Grade 1 being the least severe, only some stretching of the ligaments, there may be some swelling and obvious at the end range of movements but no real damage to the ligament. You will be able to stand on your toes and may have a limp for a couple of days. Recovery takes 1-2 weeks.

Grade 2, is more common and involves some partial tearing of the ligaments, here there will be obvious swelling plus some bruising will also appear around the ankle and then into the bottom of one side of the foot. You will limp for up to 2 weeks, you will be unable to hop, run or stand on your toes, there will be pain with most movements. Recovery takes 1-2 months.

Grade 3 is more severe, complete tearing of the ligament, there will be bruising on both sides of the foot, weight bearing is impossible and nearly all movements will be painful and severely reduced. This may require surgery and months of treatment/rehab.

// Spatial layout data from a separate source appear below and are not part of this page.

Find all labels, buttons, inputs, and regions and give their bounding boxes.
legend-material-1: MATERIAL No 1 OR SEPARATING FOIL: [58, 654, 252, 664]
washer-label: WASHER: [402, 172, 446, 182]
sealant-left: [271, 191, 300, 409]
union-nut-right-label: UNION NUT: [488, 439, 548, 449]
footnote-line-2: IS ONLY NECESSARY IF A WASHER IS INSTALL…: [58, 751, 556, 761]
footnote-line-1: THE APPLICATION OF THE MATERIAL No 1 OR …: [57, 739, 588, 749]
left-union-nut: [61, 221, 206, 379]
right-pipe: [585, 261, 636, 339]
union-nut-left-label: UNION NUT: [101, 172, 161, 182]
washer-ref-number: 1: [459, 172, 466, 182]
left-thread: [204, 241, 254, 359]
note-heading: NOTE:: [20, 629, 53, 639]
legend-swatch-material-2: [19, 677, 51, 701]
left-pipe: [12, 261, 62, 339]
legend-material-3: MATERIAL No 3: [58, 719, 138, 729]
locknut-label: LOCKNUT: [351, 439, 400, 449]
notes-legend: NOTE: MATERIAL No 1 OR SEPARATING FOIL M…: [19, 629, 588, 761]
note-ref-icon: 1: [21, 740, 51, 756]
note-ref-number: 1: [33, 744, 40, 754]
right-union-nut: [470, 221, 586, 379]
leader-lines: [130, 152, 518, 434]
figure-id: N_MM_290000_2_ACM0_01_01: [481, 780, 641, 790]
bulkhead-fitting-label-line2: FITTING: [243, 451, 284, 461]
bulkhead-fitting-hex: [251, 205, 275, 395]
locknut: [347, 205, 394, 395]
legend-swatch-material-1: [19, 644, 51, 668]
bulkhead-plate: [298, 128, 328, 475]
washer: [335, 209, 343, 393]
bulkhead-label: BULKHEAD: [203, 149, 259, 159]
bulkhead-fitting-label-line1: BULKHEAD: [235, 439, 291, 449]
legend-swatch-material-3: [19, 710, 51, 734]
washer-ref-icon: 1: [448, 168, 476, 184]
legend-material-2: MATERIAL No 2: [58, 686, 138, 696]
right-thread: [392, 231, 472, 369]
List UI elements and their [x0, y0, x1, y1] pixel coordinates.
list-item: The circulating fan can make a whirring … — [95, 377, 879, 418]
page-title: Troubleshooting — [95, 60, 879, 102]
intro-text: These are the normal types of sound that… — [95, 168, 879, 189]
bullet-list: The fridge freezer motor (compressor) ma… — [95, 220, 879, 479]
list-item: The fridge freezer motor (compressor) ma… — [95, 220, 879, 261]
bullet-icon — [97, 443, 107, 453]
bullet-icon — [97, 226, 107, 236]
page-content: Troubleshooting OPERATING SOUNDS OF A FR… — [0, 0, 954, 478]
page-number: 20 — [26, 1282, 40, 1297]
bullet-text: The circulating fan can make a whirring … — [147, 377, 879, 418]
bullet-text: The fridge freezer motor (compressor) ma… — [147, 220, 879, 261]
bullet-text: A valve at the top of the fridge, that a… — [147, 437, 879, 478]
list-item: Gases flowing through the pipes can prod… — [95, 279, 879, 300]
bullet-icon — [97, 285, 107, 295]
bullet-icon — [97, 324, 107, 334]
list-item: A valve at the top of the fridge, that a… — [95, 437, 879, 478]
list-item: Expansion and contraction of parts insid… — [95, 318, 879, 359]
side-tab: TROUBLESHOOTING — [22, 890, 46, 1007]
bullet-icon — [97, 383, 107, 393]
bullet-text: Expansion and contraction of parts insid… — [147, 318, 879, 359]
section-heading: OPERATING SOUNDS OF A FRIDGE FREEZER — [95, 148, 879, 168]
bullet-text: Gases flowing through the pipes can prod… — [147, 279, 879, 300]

Ok, so when do I need an x-ray, should I go to the hospital? To determine need for an x-ray we follow the Ottawa Ankle Rules. These rules developed by the Ottawa Hospital Research Institute are designed to reduce unnecessary x-rays and reduce unnecessary hospital trips. In short the rules recommend x-ray if there is pain on touching the bones of the ankles and foot or there is an inability to bear weight and take 4 steps ( 2 with each foot) both right after the injury and at presentation to the health care provider’s office.

So what now, Grades 1-2 will respond well to conservative care including chiropractic care. Grade 3 will require a specialist consult, but if no surgery is necessary a conservative route can be taken but will require more time.

Initial home care will be for inflammation control (icing 10minutes/hour), rest ( including crutches), protection /compression of the joint ( some form of tensor bandage or brace) and elevation. Regaining mobility early is important, so moving the foot as much as possible in a non-weight bearing position, i.e. spelling the alphabet with your toes.

In the office we can use electrotherapy, ultrasound and hands on mobilizations to improve range of motion and decrease swelling.

As mobility improves and swelling decreases we will begin with strengthening exercises, initially non-weight bearing and then weight bearing.

Lastly, if you recall at the beginning of the blog, some people will say they have weak ankles or sprain them frequently. The reason for this is they have not retrained the ankle’s proprioceptive ability, or simply the ankle and the brain are not communicating properly and your balance is affected. To train for balance we need to stress the affected ankle alone, with one legged standing, hopping and balancing on an unstable surface.